The SympathizerThe Sympathizer by Viet Thanh Nguyen
My rating: 5 of 5 stars

The setting is the end of the Vietnam war; the main character tells us early on that he belongs to the North, but works under cover with the South.

Presented as a spy novel, it is, but it isn’t the thriller one might expect. It is more an exploration of character, of times, and of the interaction between them. It has philosophical moments that are entirely in character and not intrusive, thoughts on being of two minds, on representation, and on “nothing.” The latter was interesting, but I am not sure how seriously to take it. The former makes me think that if I were still teaching, I might join this book with How to Be Both in a unit.

For me the theme of Who-Gets-to-Represent-Us? enters with the chapters about a movie script and its shooting. However, that was a ways into the novel, so I might reread to see if I missed its actual beginning. When the movie chapters appeared, they seemed an interruption, but gradually they were woven into the whole.

The plot was slow, as character explorations tend to be, slow in a good sense. There were moments where action was faster paced and it was a page turner. There was a nice rhythm between the two. We are told early on that the narration is really a “confession” to a “commandant,” so we keep wondering what the narrator did to get himself into that position. We also expect, and get, some torture scenes. They feel really long while reading them, but don’t take a large percentage of pages.

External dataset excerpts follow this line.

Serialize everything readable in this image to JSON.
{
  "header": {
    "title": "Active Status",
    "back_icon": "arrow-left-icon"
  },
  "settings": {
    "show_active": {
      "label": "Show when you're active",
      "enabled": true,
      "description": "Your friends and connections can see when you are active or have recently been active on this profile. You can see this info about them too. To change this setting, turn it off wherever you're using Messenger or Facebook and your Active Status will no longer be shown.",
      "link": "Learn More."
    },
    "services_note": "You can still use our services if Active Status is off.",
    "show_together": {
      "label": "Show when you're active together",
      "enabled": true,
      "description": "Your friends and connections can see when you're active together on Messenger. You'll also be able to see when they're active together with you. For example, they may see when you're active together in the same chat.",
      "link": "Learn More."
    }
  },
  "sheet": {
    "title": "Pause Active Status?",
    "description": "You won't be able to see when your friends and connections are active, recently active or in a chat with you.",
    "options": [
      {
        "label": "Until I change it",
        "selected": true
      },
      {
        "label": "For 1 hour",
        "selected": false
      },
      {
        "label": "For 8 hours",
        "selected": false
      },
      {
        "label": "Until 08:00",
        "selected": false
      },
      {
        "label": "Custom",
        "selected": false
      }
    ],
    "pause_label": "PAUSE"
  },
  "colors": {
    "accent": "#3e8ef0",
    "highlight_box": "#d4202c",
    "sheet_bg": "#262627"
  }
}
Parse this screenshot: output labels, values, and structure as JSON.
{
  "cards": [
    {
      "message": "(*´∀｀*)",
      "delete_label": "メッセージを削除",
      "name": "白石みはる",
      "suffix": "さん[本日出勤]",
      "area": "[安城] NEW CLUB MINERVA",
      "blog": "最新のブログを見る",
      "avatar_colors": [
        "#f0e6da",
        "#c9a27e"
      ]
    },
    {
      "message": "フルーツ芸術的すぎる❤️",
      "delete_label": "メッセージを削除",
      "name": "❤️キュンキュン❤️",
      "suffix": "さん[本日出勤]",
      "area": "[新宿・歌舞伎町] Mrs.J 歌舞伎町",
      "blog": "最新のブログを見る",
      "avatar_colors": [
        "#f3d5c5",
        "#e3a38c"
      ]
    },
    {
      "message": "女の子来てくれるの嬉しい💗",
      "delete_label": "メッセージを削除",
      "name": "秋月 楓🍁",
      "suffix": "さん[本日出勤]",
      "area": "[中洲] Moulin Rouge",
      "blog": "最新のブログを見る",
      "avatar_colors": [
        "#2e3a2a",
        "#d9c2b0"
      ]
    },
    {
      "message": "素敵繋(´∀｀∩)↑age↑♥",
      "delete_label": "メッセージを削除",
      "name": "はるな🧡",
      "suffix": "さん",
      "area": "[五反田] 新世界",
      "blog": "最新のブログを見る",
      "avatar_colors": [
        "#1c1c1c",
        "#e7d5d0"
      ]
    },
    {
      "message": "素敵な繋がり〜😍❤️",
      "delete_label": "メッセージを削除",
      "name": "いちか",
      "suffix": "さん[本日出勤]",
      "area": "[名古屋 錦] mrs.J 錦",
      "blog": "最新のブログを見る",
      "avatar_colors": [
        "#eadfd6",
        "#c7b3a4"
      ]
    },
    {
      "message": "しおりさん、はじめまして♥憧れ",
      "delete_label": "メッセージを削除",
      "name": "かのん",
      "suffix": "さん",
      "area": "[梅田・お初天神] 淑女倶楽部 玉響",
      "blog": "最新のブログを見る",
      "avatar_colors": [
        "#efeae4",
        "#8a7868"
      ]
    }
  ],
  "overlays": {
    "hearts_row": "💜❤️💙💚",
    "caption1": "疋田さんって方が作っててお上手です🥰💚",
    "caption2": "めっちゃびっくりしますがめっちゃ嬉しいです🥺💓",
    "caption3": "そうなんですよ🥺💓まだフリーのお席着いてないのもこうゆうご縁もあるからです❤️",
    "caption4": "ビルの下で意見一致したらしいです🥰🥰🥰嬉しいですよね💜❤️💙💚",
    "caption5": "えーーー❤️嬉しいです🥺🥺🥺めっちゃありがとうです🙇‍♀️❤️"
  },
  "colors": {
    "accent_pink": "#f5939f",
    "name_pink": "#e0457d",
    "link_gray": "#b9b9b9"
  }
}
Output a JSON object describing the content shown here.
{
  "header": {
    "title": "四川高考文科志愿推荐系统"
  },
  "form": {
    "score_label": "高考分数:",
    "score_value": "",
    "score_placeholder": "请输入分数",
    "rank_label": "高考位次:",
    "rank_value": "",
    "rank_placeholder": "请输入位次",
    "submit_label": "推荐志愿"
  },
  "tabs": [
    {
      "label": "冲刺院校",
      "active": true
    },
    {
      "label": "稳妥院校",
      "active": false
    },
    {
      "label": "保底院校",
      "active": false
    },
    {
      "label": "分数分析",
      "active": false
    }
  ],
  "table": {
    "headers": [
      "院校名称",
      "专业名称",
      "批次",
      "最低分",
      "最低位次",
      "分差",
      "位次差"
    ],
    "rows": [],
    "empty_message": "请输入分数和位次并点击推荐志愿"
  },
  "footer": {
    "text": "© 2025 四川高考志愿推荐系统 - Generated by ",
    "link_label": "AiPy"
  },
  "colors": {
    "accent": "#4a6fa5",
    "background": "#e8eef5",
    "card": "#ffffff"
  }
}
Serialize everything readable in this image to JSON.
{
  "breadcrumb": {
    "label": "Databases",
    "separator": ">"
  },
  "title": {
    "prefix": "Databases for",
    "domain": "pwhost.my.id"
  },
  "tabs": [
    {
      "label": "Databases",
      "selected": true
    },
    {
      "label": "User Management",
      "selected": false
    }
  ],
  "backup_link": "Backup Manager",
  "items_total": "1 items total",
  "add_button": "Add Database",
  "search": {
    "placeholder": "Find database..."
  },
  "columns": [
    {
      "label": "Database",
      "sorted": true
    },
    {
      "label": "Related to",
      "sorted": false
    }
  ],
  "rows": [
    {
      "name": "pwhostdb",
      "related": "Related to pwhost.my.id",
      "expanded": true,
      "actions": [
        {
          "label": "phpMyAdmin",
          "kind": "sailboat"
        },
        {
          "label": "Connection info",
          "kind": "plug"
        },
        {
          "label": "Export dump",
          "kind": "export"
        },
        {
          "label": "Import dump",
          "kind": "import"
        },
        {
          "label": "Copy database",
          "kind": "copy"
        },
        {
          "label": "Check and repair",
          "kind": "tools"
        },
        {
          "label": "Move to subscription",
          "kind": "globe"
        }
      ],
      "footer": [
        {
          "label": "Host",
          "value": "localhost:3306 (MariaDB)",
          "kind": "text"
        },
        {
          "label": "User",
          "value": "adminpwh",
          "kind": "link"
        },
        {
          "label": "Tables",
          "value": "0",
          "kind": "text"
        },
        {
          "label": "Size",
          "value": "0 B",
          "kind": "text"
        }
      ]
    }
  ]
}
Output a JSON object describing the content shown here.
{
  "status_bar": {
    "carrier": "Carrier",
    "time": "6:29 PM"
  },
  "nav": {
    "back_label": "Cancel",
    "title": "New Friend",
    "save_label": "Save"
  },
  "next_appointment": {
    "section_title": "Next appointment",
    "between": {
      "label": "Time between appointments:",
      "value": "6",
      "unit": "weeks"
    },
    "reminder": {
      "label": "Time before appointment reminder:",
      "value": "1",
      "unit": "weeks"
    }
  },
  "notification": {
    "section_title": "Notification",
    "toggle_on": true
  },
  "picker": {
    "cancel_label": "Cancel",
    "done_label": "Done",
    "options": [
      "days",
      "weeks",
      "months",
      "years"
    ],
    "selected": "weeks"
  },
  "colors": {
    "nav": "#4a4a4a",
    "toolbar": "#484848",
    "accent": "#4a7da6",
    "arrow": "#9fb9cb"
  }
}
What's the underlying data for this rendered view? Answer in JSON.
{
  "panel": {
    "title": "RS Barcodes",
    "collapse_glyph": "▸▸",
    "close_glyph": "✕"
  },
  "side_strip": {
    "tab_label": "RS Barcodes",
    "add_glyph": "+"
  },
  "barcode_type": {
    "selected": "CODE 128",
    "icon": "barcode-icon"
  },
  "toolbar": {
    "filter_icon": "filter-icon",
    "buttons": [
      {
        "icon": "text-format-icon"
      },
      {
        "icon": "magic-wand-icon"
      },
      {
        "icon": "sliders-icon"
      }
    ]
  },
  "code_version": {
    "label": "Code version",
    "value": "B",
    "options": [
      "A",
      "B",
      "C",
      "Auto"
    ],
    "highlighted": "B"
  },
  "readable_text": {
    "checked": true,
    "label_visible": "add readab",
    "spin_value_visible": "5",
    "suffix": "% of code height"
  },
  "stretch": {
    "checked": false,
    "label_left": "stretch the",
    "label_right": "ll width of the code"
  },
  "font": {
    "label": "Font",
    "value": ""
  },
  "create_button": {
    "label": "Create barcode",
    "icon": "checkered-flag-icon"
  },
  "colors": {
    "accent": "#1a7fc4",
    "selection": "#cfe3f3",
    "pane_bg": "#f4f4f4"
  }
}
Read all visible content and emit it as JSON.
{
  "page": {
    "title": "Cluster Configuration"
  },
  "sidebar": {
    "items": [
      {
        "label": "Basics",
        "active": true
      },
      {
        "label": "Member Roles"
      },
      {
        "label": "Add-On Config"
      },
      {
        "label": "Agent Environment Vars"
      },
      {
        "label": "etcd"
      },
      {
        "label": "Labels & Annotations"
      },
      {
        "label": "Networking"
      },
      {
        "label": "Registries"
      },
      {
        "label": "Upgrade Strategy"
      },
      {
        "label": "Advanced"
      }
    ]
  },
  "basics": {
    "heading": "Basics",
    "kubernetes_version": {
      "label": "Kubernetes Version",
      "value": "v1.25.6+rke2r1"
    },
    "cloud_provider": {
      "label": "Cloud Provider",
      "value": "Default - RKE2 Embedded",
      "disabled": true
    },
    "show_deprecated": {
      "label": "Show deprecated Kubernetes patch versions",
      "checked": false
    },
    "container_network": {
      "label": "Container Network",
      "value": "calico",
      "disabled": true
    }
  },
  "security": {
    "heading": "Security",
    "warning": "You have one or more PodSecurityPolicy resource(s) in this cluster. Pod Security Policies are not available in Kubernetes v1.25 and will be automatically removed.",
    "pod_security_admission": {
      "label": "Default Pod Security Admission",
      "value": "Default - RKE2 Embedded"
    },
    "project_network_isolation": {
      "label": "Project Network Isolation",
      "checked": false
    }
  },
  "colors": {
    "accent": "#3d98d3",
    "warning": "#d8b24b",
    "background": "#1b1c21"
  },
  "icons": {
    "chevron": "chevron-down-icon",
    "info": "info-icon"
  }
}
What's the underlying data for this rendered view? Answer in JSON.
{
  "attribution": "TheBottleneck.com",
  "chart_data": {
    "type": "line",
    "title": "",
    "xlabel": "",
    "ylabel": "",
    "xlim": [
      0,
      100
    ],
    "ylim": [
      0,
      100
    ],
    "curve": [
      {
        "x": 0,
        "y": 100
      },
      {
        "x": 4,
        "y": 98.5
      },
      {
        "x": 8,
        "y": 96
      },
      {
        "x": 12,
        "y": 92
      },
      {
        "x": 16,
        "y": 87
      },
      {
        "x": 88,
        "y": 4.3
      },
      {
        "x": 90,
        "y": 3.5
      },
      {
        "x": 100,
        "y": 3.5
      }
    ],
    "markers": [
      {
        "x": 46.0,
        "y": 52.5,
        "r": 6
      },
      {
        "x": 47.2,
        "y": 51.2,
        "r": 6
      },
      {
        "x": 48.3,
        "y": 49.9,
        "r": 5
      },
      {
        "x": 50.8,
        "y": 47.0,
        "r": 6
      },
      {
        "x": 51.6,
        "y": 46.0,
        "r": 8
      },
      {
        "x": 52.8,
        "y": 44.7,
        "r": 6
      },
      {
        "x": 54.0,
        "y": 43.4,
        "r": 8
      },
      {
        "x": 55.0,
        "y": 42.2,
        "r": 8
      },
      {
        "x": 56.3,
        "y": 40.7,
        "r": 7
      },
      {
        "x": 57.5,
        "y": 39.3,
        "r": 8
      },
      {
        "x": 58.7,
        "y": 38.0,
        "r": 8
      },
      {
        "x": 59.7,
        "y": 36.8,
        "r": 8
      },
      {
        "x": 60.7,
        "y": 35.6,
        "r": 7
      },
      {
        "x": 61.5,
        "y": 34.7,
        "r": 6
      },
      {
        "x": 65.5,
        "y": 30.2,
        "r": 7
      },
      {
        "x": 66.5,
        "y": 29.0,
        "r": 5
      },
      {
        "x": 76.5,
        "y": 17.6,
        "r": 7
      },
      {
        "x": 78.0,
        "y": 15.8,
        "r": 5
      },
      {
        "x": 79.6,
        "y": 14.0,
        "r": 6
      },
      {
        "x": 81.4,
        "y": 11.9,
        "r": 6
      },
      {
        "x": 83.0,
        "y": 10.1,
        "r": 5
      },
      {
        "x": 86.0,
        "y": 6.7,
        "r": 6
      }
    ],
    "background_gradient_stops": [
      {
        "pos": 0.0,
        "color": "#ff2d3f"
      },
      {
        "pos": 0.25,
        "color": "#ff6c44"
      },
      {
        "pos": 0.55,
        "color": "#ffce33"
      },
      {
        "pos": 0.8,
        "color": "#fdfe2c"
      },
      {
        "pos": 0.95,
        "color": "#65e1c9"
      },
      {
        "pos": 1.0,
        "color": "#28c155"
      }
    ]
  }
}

Some of the characters have names. Some don’t, but rather are identified by position and sometimes affect: “the crapulent major,” “the congressman,” “the affectless lieutenant.” It would be worth a second read to look for a pattern of who gets named and who doesn’t. It isn’t wholly major/minor characters. It doesn’t create stock characters. It may relate to the degree in intimacy with the narrator, but I’m not ready to commit to that.

It is a novel worth reading once to see how it ends; it is worth rereading to ferret out deeper meaning.